Second, and more relevant to a discussion of medical privacy, it is important to recognize that much as individuals can be placed by mistake on no-fly lists, so they can be included in medical databases with false identifying information. Patients could, for example, be denied insurance based on mistaken information regarding medical conditions; similarly, they could be forced to pay higher life insurance or other premia.

It is important to acknowledge that, for the moment, such risks remain often theoretical, and that they are not particular to the online world, but also exist in a paper-based system of records. Nonetheless, they highlight the need not only to build strong privacy protections into network architecture, but also remedies and means of appeal against data quality issues. If patients are not able to have privacy or data quality grievances addressed in a quick and clearly identifiable manner, there is a danger that those grievances will be compounded. In addition, a comprehensive approach to data quality must include procedures to ensure information integrity to prevent errors from occurring in the first place.

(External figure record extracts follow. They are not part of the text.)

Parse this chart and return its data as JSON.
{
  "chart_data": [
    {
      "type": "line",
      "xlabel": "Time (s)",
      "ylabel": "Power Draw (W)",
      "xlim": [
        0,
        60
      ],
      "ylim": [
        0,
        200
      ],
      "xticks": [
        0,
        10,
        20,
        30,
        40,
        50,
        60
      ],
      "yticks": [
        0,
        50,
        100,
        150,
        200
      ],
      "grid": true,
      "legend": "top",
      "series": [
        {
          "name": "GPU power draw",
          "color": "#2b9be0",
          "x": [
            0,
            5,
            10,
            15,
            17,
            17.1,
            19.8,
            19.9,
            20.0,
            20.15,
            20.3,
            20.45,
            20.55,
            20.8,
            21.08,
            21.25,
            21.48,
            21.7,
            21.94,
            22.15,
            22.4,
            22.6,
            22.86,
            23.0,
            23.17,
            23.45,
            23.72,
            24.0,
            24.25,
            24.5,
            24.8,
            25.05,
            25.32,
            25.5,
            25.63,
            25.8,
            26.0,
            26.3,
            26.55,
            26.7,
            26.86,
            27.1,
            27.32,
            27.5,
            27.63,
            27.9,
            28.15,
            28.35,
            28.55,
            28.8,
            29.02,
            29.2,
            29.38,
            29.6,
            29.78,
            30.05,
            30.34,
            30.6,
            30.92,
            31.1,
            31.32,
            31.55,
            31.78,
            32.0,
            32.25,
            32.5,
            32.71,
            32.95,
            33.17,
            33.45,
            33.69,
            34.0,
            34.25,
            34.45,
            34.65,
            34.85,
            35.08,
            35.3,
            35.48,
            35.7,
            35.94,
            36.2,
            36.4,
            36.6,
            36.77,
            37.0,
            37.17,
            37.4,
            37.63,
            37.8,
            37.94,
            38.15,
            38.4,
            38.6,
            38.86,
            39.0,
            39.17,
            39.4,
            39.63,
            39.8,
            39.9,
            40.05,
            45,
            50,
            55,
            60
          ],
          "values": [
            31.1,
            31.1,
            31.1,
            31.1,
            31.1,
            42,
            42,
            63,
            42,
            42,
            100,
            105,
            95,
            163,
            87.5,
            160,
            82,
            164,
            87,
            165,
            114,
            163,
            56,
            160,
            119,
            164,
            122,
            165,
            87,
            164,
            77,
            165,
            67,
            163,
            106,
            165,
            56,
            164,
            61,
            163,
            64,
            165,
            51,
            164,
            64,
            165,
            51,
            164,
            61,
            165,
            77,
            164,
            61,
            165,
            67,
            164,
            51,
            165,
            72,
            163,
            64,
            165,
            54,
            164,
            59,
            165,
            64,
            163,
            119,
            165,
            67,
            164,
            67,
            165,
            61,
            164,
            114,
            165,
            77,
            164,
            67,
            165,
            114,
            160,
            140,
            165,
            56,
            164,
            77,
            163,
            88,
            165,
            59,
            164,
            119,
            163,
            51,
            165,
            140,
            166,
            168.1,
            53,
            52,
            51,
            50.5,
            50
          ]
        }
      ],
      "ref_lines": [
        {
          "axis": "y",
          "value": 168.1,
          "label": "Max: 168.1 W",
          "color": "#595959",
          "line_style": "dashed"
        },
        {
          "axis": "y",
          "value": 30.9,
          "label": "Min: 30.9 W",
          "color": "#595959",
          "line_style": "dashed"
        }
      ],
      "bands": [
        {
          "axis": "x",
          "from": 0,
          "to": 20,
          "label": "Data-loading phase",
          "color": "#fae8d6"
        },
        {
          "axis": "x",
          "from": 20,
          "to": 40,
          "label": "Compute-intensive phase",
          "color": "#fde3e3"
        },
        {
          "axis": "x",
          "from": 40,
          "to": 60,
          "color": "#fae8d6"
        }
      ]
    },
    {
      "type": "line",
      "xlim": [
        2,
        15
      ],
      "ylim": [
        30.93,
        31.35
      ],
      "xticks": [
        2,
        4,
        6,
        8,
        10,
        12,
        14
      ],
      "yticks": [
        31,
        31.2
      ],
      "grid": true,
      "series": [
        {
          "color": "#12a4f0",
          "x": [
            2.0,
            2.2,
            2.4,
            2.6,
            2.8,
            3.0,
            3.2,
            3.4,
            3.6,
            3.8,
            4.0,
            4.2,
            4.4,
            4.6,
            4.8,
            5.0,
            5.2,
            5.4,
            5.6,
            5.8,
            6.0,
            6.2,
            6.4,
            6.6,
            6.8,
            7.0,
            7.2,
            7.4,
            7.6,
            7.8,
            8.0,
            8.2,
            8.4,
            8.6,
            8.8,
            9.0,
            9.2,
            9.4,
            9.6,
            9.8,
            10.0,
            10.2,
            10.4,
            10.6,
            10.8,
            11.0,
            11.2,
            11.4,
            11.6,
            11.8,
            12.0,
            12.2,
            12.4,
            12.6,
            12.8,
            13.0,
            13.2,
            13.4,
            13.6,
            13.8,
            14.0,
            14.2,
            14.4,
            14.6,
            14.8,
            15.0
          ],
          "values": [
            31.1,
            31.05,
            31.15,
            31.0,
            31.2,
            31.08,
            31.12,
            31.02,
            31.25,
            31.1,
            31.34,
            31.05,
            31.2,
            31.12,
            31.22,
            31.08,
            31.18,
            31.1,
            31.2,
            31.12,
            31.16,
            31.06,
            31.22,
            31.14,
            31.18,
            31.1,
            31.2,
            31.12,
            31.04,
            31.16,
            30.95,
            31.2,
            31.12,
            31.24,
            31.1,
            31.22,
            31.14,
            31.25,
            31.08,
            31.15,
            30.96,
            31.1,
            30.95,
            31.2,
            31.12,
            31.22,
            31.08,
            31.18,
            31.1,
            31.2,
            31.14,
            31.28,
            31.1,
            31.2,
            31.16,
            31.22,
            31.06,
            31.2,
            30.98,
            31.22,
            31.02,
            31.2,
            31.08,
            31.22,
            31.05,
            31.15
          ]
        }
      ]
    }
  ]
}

6. Harmful Social Consequences

Finally, while much analysis of privacy focuses on adverse economic or health consequences, it is important to recognize that privacy violations can impose a very real social cost on individuals, making it difficult for them to live meaningful lives within their communities. One notable example occurred in 1998, when a San Diego pharmacist revealed a man’s HIV-positive condition to his ex-wife. The man, who was locked in a custody battle with the woman in question, ultimately settled the case rather than face the stigma of his condition being made public.²³

The need to carefully control such social consequences is all the more apparent when we consider that societies also use such “shaming” techniques as regular tools for law-enforcement procedures. Consider the widespread use of so-called Megan’s Laws to maintain public sex offender registries. The use of such legitimate and legal shaming techniques makes it essential to draw up strict rules to differentiate between acceptable disclosures of personal information in the public domain, and unacceptable disclosures.

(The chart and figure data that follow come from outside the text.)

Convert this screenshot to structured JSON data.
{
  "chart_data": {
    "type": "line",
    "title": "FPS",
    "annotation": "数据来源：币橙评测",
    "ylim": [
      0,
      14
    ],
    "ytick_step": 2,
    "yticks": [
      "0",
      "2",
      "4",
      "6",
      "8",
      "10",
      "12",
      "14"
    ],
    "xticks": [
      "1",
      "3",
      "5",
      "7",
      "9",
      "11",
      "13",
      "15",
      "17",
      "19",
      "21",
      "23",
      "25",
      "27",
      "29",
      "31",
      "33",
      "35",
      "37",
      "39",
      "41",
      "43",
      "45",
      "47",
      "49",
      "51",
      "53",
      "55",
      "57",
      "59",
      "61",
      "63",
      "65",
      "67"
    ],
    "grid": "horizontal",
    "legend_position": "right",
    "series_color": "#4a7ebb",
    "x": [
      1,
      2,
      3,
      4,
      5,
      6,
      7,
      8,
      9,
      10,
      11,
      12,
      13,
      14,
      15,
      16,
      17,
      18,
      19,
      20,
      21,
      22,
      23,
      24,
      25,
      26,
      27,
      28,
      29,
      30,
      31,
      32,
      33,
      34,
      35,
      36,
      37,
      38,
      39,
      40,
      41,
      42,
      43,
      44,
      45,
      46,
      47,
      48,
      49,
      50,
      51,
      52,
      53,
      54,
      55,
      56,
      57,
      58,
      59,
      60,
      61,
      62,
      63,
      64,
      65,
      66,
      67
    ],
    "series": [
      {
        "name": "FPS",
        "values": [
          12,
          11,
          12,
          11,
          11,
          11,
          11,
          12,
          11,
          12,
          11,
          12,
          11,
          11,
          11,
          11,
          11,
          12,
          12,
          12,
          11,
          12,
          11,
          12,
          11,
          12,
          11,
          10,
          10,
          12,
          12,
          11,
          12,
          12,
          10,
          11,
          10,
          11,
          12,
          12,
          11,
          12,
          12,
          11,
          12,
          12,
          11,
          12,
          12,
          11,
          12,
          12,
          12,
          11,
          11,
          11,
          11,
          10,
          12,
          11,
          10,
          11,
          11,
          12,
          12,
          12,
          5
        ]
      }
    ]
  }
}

Writing more than 200 years ago, Adam Smith, often considered the father of modern economics, argued that material well-being was just as important to human happiness as “the right to appear in public without shame.” This argument is as true today as it was then, and it draws attention to the very real need for controls on how information about an individual is released into the public domain, and shared with a community.

IV. Defining a Comprehensive Privacy Architecture: Establishing Trust in the Network

The previous section described some of the categories of risk represented by new technologies and methods of information dissemination. Clearly, these risks and vulnerabilities require new responses. These responses, moreover, must not be ad-hoc or post-fact, but designed in a systematic and comprehensive manner. At the core of adequate privacy protection in the digital age is that it must be supported by policy, practice, and the architecture of the network.

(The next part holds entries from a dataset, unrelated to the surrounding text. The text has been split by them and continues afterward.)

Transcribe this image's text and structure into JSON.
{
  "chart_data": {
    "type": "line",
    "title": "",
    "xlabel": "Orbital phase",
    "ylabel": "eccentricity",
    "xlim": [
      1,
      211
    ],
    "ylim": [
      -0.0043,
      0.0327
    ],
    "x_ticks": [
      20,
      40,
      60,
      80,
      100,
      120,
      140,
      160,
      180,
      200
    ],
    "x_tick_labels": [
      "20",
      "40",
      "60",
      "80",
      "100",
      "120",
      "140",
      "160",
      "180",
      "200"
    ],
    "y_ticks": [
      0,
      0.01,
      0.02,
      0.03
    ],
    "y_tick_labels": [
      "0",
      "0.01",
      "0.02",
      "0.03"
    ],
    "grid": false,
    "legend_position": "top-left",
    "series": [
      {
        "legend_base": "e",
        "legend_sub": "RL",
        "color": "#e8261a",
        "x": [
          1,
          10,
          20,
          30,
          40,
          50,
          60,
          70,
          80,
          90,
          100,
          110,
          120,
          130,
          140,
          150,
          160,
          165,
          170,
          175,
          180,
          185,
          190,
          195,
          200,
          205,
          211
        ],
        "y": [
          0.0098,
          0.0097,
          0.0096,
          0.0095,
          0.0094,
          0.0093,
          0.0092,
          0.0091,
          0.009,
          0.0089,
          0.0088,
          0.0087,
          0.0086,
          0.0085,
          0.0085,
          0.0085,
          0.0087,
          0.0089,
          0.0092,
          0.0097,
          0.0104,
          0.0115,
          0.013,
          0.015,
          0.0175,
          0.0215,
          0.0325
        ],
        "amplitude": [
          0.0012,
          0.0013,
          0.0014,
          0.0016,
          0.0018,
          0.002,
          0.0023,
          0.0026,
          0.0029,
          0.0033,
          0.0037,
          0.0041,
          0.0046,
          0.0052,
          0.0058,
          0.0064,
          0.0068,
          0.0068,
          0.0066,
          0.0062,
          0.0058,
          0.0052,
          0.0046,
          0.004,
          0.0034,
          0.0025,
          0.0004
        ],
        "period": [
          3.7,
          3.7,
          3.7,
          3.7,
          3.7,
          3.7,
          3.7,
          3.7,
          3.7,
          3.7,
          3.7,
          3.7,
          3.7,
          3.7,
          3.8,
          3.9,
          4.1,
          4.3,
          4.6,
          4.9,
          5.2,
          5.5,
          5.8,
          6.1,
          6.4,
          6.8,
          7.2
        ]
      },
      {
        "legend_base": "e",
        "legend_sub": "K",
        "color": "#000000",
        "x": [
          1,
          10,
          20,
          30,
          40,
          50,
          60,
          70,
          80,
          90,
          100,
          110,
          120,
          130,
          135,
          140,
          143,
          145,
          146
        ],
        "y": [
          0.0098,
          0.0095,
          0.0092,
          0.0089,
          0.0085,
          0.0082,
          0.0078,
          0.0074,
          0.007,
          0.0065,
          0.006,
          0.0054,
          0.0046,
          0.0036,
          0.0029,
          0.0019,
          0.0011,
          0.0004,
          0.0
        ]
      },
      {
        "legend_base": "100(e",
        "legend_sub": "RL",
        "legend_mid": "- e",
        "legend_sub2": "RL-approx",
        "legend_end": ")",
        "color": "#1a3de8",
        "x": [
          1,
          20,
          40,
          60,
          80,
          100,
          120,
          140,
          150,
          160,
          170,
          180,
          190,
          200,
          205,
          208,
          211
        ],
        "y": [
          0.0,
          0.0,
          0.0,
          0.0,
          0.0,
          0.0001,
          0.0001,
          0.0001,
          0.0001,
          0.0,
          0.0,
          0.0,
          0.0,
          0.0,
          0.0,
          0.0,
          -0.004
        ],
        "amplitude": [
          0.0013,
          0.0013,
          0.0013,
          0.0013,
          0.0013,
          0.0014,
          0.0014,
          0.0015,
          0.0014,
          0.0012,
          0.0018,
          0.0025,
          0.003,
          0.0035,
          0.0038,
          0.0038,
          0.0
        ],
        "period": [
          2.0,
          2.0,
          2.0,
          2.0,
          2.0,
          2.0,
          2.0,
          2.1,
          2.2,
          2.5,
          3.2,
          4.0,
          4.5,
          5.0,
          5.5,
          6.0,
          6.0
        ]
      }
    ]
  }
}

The purpose of this section is to provide privacy architectural principles for the policy, technology and, more generally, for the social and economic context within which the technology is used. In what follows, we present nine core principles of privacy protection based upon Fair Information Practice Principles (FIPPs) and explain how they must be built into the way information is collected and shared. Before that, we review currently existing Fair Information Practice Principles.

Throughout this discussion, we must keep in mind that to be effective, the scope of the protection will need to be determined and defined. This requires considering whether different kinds of protections should apply for different kinds of data; the kind of relationship and the level of trust (either socially, contractually, or legally determined) one aims to address and achieve. In addition, one needs to focus on the various systems of records or the information flow and any third party that maintains those systems.